James B. Ax was a mathematician well-known for his work in algebra and number theory. He also worked in mathematical physics and was an active developer of financial algorithms.

James Ax attended Peter Stuyvesant High School in New York City, and Brooklyn Polytechnic University. He received a Ph.D. in Mathematics from U.C. Berkeley in 1961. He held a one-year instructorship position at Stanford, and then accepted an assistant professorship at Cornell. In 1965-66, Ax was a Guggenheim Fellow at Harvard University.

In 1967, James Ax, together with Simon Kochen, was awarded the AMS Frank Nelson Cole Prize in Number Theory for their proof of the "Ax-Kochen" theorem about polynomials over the p-adic numbers. The proof of the Ax-Kochen theorem is an unusual blend of tools that apply mathematical logic, especially ultraproducts and model theory, to prove an elementary equivalence between Laurent series and p-adic numbers. This work appeared in a series of three papers between 1965 and 1966 in the American Journal of Mathematics and the Annals of Mathematics. In subsequent work, Ax proved the "Ax Theorem" about polynomials over p-adics and the decidability of the p-adics, which has applications in diverse fields including information theory.

After winning the Cole Prize, Ax received offers from a number of universities including Berkeley and Yale, but decided to remain at Cornell. He became Associate Professor in 1967 and was promoted to Full Professor in 1969, as the youngest full professor in the history of Cornell at that time. However, endless wooing by the SUNY Stony Brook mathematics department chair, James Simons, and the prospect of starting in with a young and upcoming university, attracted him to Stony Brook in 1969. At Stony Brook, Ax began working on the mathematical foundations of physics, and he published papers on the axiomatic foundations for spacetime and on the group theoretic foundations of the axioms of quantum mechanics. He remained at Stony Brook as a Full Professor until retiring from academics in 1977.

James Ax founded a quantitative finance firm called Axcom in the 1980's. Axcom was later acquired by James Simons' Renaissance Technologies Corporation and renamed the "Medallion Fund" in honor of the Cole Prize that Ax won and the Veblen prize that Simons won. The Medallion Fund has been considered to be one of the most consistently successful hedge funds. The Axcom and Medallion Funds pioneered the use of sophisticated mathematical modeling for financial trading.

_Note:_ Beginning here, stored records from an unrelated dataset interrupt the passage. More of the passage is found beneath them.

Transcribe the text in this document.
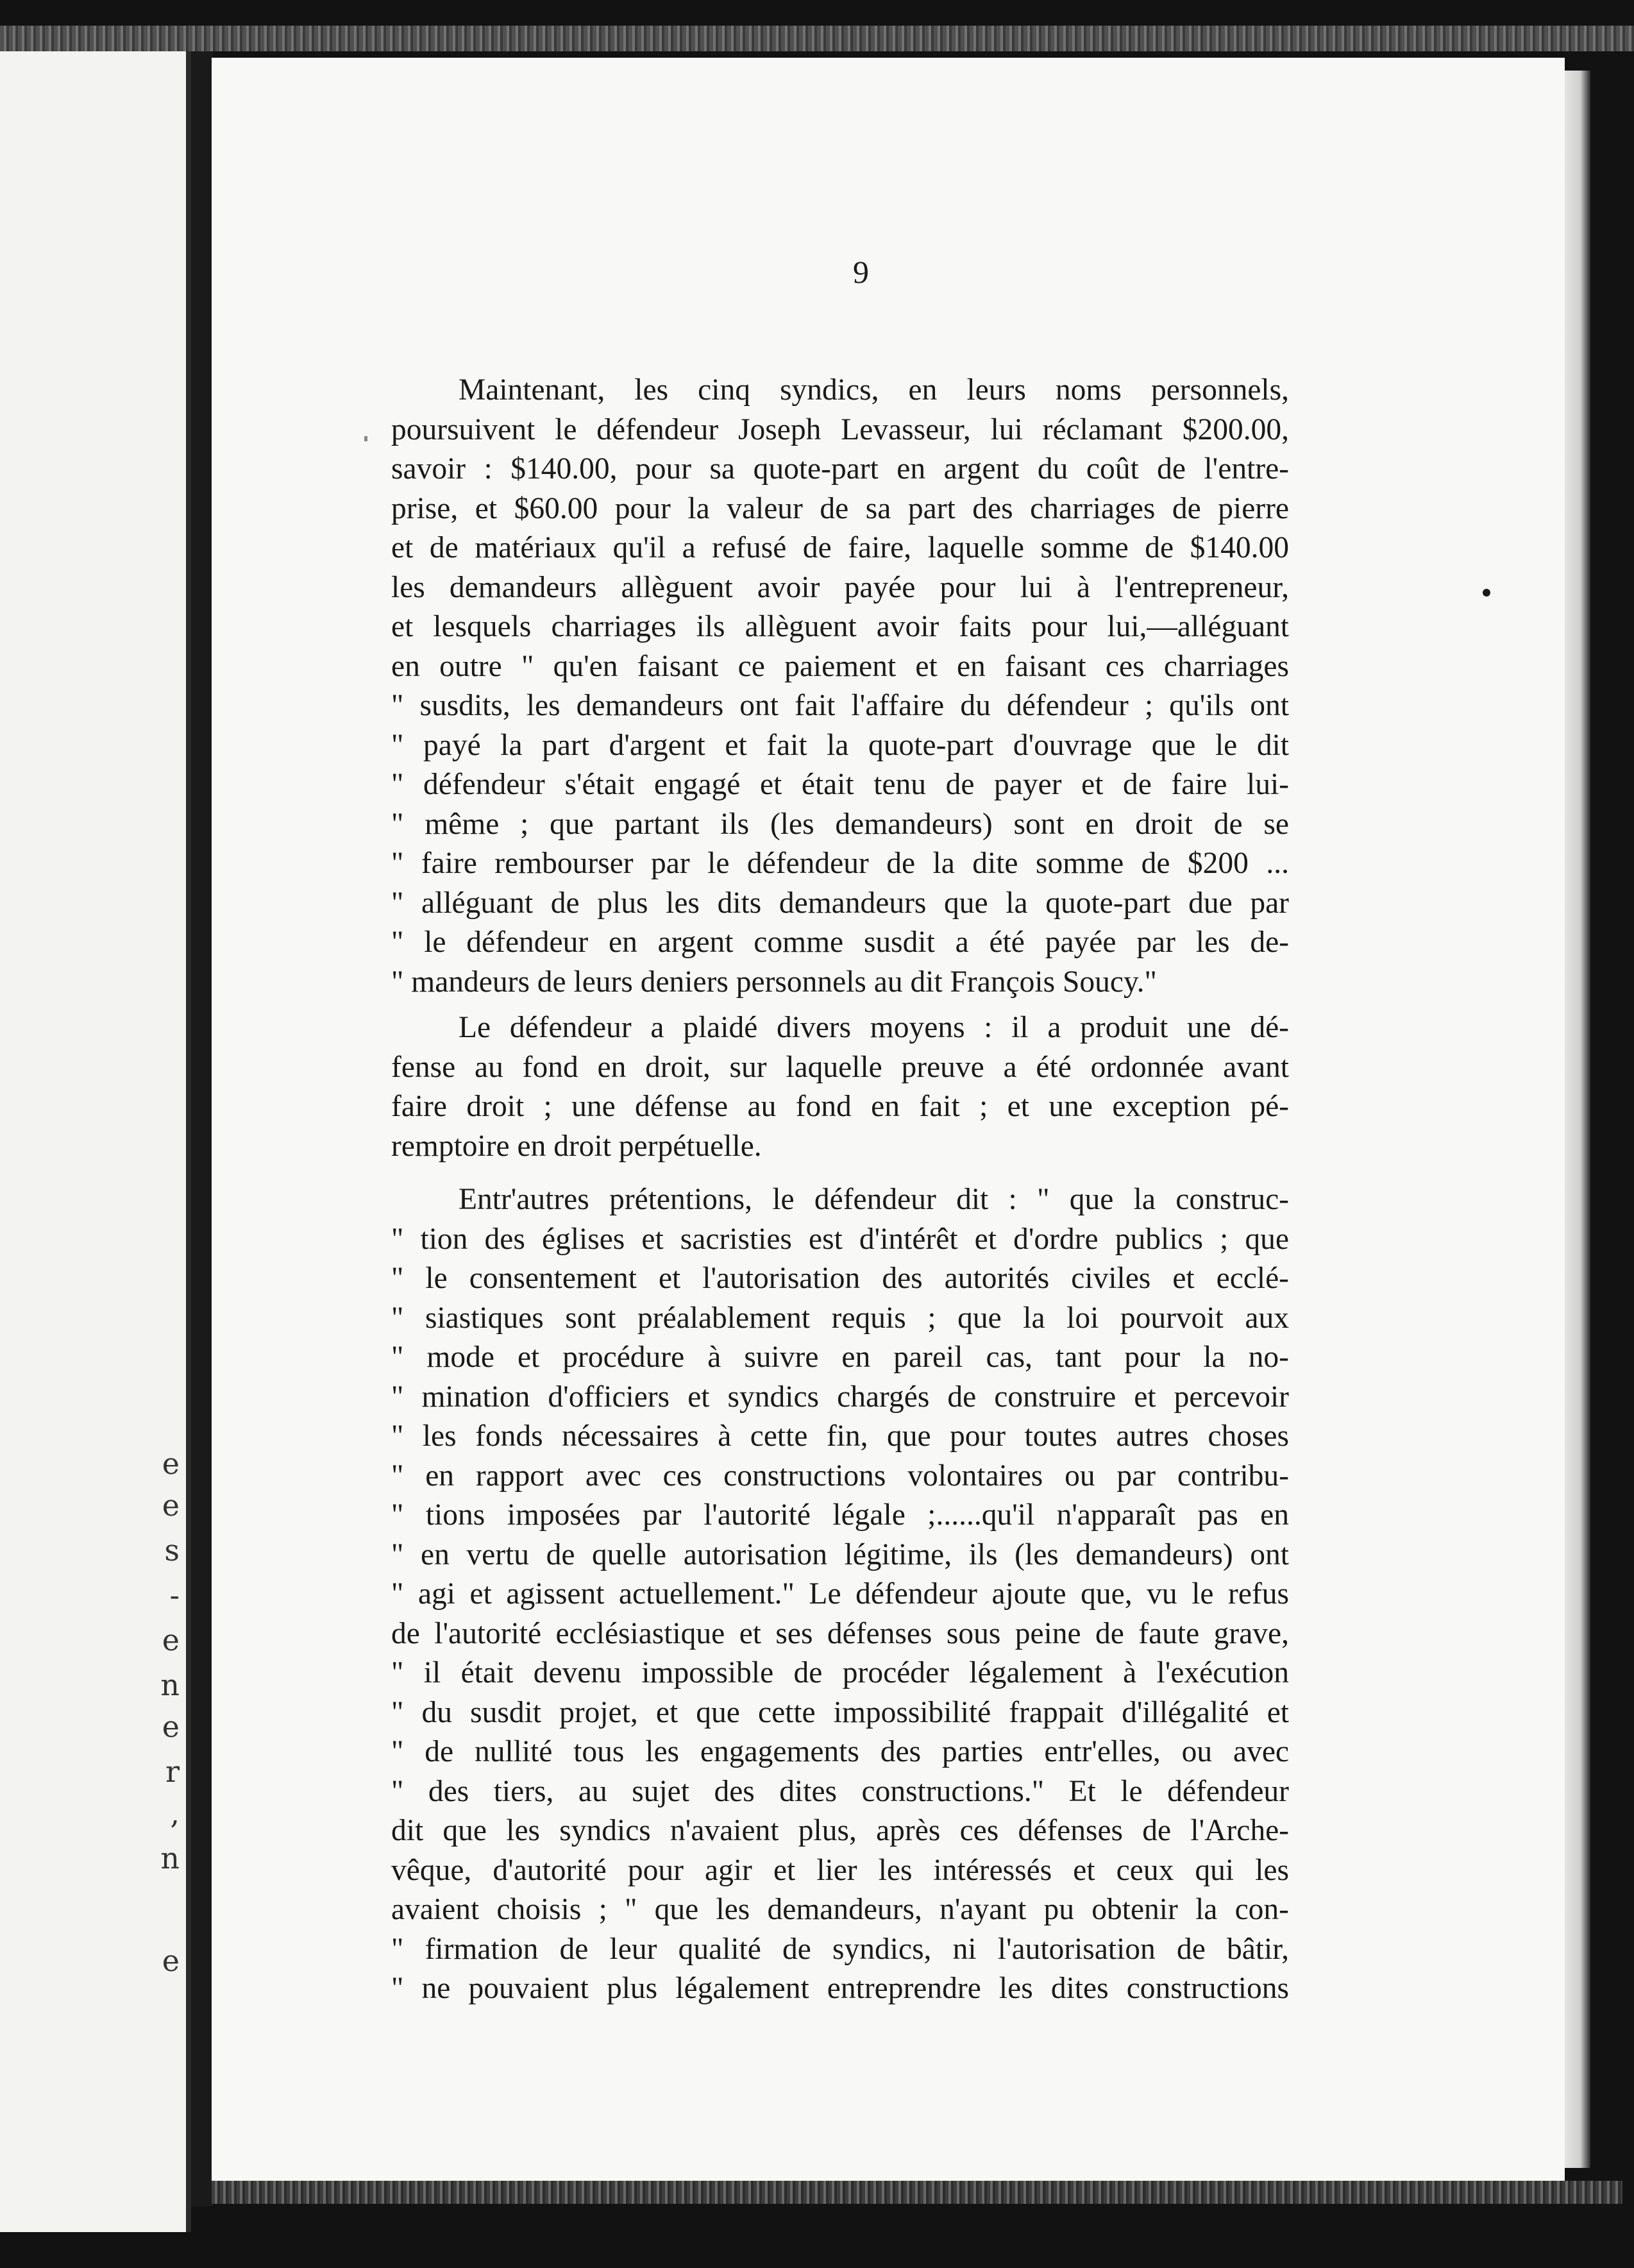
e
e
s
-
e
n
e
r
,
n
e
9
Maintenant, les cinq syndics, en leurs noms personnels,
poursuivent le défendeur Joseph Levasseur, lui réclamant $200.00,
savoir : $140.00, pour sa quote-part en argent du coût de l'entre-
prise, et $60.00 pour la valeur de sa part des charriages de pierre
et de matériaux qu'il a refusé de faire, laquelle somme de $140.00
les demandeurs allèguent avoir payée pour lui à l'entrepreneur,
et lesquels charriages ils allèguent avoir faits pour lui,—alléguant
en outre " qu'en faisant ce paiement et en faisant ces charriages
" susdits, les demandeurs ont fait l'affaire du défendeur ; qu'ils ont
" payé la part d'argent et fait la quote-part d'ouvrage que le dit
" défendeur s'était engagé et était tenu de payer et de faire lui-
" même ; que partant ils (les demandeurs) sont en droit de se
" faire rembourser par le défendeur de la dite somme de $200 ...
" alléguant de plus les dits demandeurs que la quote-part due par
" le défendeur en argent comme susdit a été payée par les de-
" mandeurs de leurs deniers personnels au dit François Soucy."
Le défendeur a plaidé divers moyens : il a produit une dé-
fense au fond en droit, sur laquelle preuve a été ordonnée avant
faire droit ; une défense au fond en fait ; et une exception pé-
remptoire en droit perpétuelle.
Entr'autres prétentions, le défendeur dit : " que la construc-
" tion des églises et sacristies est d'intérêt et d'ordre publics ; que
" le consentement et l'autorisation des autorités civiles et ecclé-
" siastiques sont préalablement requis ; que la loi pourvoit aux
" mode et procédure à suivre en pareil cas, tant pour la no-
" mination d'officiers et syndics chargés de construire et percevoir
" les fonds nécessaires à cette fin, que pour toutes autres choses
" en rapport avec ces constructions volontaires ou par contribu-
" tions imposées par l'autorité légale ;......qu'il n'apparaît pas en
" en vertu de quelle autorisation légitime, ils (les demandeurs) ont
" agi et agissent actuellement." Le défendeur ajoute que, vu le refus
de l'autorité ecclésiastique et ses défenses sous peine de faute grave,
" il était devenu impossible de procéder légalement à l'exécution
" du susdit projet, et que cette impossibilité frappait d'illégalité et
" de nullité tous les engagements des parties entr'elles, ou avec
" des tiers, au sujet des dites constructions." Et le défendeur
dit que les syndics n'avaient plus, après ces défenses de l'Arche-
vêque, d'autorité pour agir et lier les intéressés et ceux qui les
avaient choisis ; " que les demandeurs, n'ayant pu obtenir la con-
" firmation de leur qualité de syndics, ni l'autorisation de bâtir,
" ne pouvaient plus légalement entreprendre les dites constructions
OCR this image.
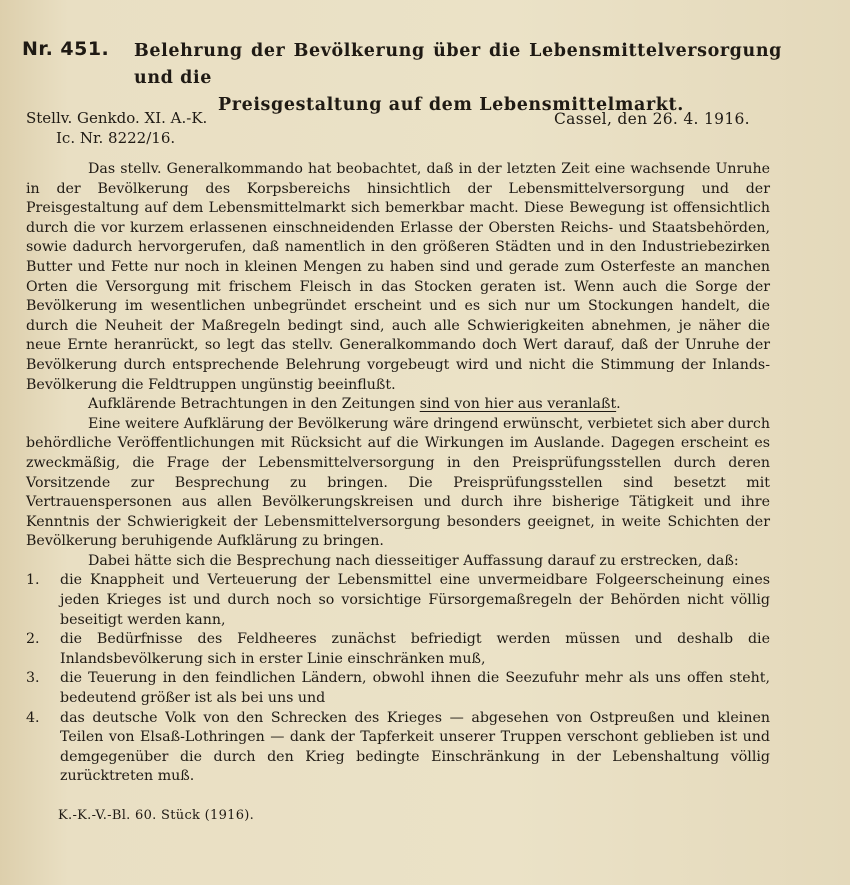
Nr. 451. Belehrung der Bevölkerung über die Lebensmittelversorgung und die
Preisgestaltung auf dem Lebensmittelmarkt.
Stellv. Genkdo. XI. A.-K.
Ic. Nr. 8222/16.
Cassel, den 26. 4. 1916.

Das stellv. Generalkommando hat beobachtet, daß in der letzten Zeit eine wachsende Unruhe in der Bevölkerung des Korpsbereichs hinsichtlich der Lebensmittelversorgung und der Preisgestaltung auf dem Lebensmittelmarkt sich bemerkbar macht. Diese Bewegung ist offensichtlich durch die vor kurzem erlassenen einschneidenden Erlasse der Obersten Reichs- und Staatsbehörden, sowie dadurch hervorgerufen, daß namentlich in den größeren Städten und in den Industriebezirken Butter und Fette nur noch in kleinen Mengen zu haben sind und gerade zum Osterfeste an manchen Orten die Versorgung mit frischem Fleisch in das Stocken geraten ist. Wenn auch die Sorge der Bevölkerung im wesentlichen unbegründet erscheint und es sich nur um Stockungen handelt, die durch die Neuheit der Maßregeln bedingt sind, auch alle Schwierigkeiten abnehmen, je näher die neue Ernte heranrückt, so legt das stellv. Generalkommando doch Wert darauf, daß der Unruhe der Bevölkerung durch entsprechende Belehrung vorgebeugt wird und nicht die Stimmung der Inlands-Bevölkerung die Feldtruppen ungünstig beeinflußt.

Aufklärende Betrachtungen in den Zeitungen sind von hier aus veranlaßt.

Eine weitere Aufklärung der Bevölkerung wäre dringend erwünscht, verbietet sich aber durch behördliche Veröffentlichungen mit Rücksicht auf die Wirkungen im Auslande. Dagegen erscheint es zweckmäßig, die Frage der Lebensmittelversorgung in den Preisprüfungsstellen durch deren Vorsitzende zur Besprechung zu bringen. Die Preisprüfungsstellen sind besetzt mit Vertrauenspersonen aus allen Bevölkerungskreisen und durch ihre bisherige Tätigkeit und ihre Kenntnis der Schwierigkeit der Lebensmittelversorgung besonders geeignet, in weite Schichten der Bevölkerung beruhigende Aufklärung zu bringen.

Dabei hätte sich die Besprechung nach diesseitiger Auffassung darauf zu erstrecken, daß:

1. die Knappheit und Verteuerung der Lebensmittel eine unvermeidbare Folgeerscheinung eines jeden Krieges ist und durch noch so vorsichtige Fürsorgemaßregeln der Behörden nicht völlig beseitigt werden kann,
2. die Bedürfnisse des Feldheeres zunächst befriedigt werden müssen und deshalb die Inlandsbevölkerung sich in erster Linie einschränken muß,
3. die Teuerung in den feindlichen Ländern, obwohl ihnen die Seezufuhr mehr als uns offen steht, bedeutend größer ist als bei uns und
4. das deutsche Volk von den Schrecken des Krieges — abgesehen von Ostpreußen und kleinen Teilen von Elsaß-Lothringen — dank der Tapferkeit unserer Truppen verschont geblieben ist und demgegenüber die durch den Krieg bedingte Einschränkung in der Lebenshaltung völlig zurücktreten muß.
K.-K.-V.-Bl. 60. Stück (1916).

In the early 1990's, he retired and moved to San Diego, California. He remained an active researcher and continued to work in mathematical physics on foundational aspects of quantum mechanics with his long-time collaborator Simon Kochen of Princeton University. He also taught himself to play golf. In 2004 he attended playwriting and screenwriting classes at the UCSD Extension school. In 2005 he finished work on a scientific thriller screenplay, "Bots".